Сама идея гадания с помощью стола – явно городская. С середины XIX века вызывание духов (спиритизм) сделалось широко распространённым в России времяпровождением, нередко шуточным. Обычно это происходило при помощи блюдечка, для чего люди собирались за столом. Всевозможные стуки-бряки случались и при гаданиях с блюдцем: так обнаруживал своё присутствие в комнате призываемый дух. То, что в последние десятилетия называют «полтергейстом» («шумным духом»), замечалось и в старину.
Знаменитый протопоп Аввакум (1620–1682) в своём «Житии» писал о нескольких последовательных случаях «бесовской игры», свидетелем которых он был во второй половине 1640-х годов. Сперва он узрел скачущий по церковной паперти столик, после – шевелившийся на мертвеце саван, а затем что-то вроде нынешнего полтергейста – летавшие по алтарю одеяния: «А егда еще я был попом, с первых времен, как к подвигу касатися стал, бес меня пуживал сице. Изнемогла у меня жена гораздо, и приехал к ней отец духовной; аз же из двора пошел по книгу в церковь нощи глубоко, по чему исповедать ея. И егда на паперть пришел, столик до тово стоял, а егда аз пришел, бесовским действом скачет столик на месте своем. И я, не устрашась, помолясь пред образом, осенил рукою столик и, пришед, поставил ево, и перестал играть. И егда в трапезу вошел, тут иная бесовская игра: мертвец на лавке в трапезе во гробу стоял, и бесовским действом верхняя роскрылася доска, и саван шевелитца стал, устрашая меня. Аз же, богу помолясь, осенил рукою мертвеца, и бысть по-прежнему все. Егда ж в олтарь вошел, ано ризы и стихари летают с места на место, устрашая меня. Аз же, помоляся и поцеловав престол, рукою ризы благословил и пощупал, приступая, а оне по-старому висят. Потом, книгу взяв, из церкви пошел. Таково-то ухищрение бесовское к нам! Да полно тово говорить»[458]
.В русской традиционной культуре отношение к столу было уважительным. Как и печь, это центр дома. Его статус, можно сказать, сакрален. Со столом связано немало обрядов и поверий. Большой стол в традиционном крестьянском жилище воплощал собою идею устойчивости и стабильности. Будучи серединным предметом в доме, стол считался от него неотделимым. В Каргополье собиратели записали от пожилой женщины: «Что вот стол должен стоять, и у него своё определённое место должно быть. Вот если он стоит вот так, так его и не шевели, пусть он так и стоит. Не поворачивай». Чтобы корова не брыкалась и оставалась на месте, позволяя себя доить, в Каргополье приговаривали: «Как столик у меня стоит твёрдо и крепко, так, коровушка, ты стой твёрдо и крепко». Если же скотина заблудилась и не пришла домой, связывали ножки стола, полагая, что и животное далеко не убредёт. При этом, по наблюдениям, обобщённым в статье этнографа и фольклориста А. Б. Мороза, «стол может выступать как ритуальный предмет-посредник в общении человека с “иным” миром».

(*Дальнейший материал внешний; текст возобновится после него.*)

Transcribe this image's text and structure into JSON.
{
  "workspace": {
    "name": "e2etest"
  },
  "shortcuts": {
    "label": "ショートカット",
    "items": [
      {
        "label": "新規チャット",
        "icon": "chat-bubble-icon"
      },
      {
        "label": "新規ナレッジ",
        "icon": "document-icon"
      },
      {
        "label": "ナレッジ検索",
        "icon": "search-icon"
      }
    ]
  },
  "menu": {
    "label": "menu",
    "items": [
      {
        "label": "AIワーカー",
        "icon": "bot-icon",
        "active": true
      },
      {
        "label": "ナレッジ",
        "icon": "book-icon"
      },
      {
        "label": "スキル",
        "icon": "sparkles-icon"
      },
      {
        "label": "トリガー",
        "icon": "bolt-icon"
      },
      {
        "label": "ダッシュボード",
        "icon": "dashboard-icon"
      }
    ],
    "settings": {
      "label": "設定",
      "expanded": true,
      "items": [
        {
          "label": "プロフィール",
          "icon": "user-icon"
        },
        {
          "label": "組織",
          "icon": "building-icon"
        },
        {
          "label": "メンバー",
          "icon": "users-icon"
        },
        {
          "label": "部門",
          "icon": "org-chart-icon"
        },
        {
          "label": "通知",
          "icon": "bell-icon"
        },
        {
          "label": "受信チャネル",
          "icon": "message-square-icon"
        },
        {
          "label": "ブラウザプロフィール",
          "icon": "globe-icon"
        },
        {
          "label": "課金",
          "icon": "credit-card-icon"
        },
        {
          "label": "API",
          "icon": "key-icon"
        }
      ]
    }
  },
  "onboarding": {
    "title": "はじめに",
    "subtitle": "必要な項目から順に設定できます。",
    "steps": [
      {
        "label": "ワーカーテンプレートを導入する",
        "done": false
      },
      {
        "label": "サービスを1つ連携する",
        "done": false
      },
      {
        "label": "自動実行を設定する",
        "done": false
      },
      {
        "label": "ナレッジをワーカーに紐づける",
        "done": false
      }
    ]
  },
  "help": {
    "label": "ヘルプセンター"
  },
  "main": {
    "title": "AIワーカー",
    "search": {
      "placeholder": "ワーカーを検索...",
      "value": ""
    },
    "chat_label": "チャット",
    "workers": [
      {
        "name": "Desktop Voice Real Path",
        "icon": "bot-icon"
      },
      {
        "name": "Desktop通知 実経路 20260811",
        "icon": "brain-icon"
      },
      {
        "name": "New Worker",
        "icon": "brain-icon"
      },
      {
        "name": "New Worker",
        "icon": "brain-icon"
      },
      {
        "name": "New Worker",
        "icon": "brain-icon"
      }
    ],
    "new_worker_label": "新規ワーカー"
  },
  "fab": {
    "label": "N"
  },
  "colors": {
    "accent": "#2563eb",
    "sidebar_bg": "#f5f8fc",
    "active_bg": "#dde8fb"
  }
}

Например, «множество святочных гаданий также производятся на столе или под столом». Действительно, при календарных гаданиях (обычно – на Святки), если они проходили не снаружи, а в избе, люди собирались за столом и при столе[459]
. В народных речениях стол сравнивается с алтарём, он отождествляется с божественным началом. О нём говорили (прежде всего, на Русском Севере) как о «Божьей благодати», «Божьем даре», «Божьей (или Христовой) ладони», «Божьей спине», «лице Богородицы»[460].